鍾大人看著眼前的夏侯青鋒,一身氣勢,最後也隻得是無奈的收起。
夏侯青鋒身份特殊,雖然地位上不如他,但正如夏侯青鋒所說,他並不受自己管轄,而是直接受到樓主的領導,所以,很多時候,這夏侯青鋒的動作,是鍾大人所不能掌控的。

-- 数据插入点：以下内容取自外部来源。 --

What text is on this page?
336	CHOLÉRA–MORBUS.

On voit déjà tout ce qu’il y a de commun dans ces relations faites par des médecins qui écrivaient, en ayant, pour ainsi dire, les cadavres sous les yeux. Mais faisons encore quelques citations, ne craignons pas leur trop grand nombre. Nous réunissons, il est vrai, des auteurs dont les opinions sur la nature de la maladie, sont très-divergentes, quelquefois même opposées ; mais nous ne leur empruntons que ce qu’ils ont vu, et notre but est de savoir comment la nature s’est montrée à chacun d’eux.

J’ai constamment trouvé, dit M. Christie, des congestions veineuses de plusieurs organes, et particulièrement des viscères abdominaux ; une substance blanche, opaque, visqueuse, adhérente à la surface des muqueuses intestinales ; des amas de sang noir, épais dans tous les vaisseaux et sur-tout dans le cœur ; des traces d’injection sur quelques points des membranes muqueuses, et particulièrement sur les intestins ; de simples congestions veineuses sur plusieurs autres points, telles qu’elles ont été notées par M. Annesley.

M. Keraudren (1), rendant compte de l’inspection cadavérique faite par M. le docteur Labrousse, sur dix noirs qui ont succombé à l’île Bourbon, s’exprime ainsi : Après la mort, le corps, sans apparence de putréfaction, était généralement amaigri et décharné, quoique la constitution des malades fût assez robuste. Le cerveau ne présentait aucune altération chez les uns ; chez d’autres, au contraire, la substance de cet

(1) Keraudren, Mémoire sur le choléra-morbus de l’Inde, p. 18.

這樣的感覺,讓鍾大人很不喜歡,本想借助今日之事,壓服夏侯青鋒,讓此人聽自己命令,可是沒有想到,這夏侯青鋒,居然是如此的剛烈,面對自己的威脅逼迫,毫不退讓。
收服無效,鍾大人也很好奇,這夏侯青鋒,到底是什麽身份,自己在來接受武威產業的時候,那位樓主親自叮囑自己,讓自己不要去招惹夏侯青鋒,若說能力,樓內之人,比夏侯青鋒強的不再少數,但是能夠被樓主鄭重以待的,唯有夏侯青鋒一人。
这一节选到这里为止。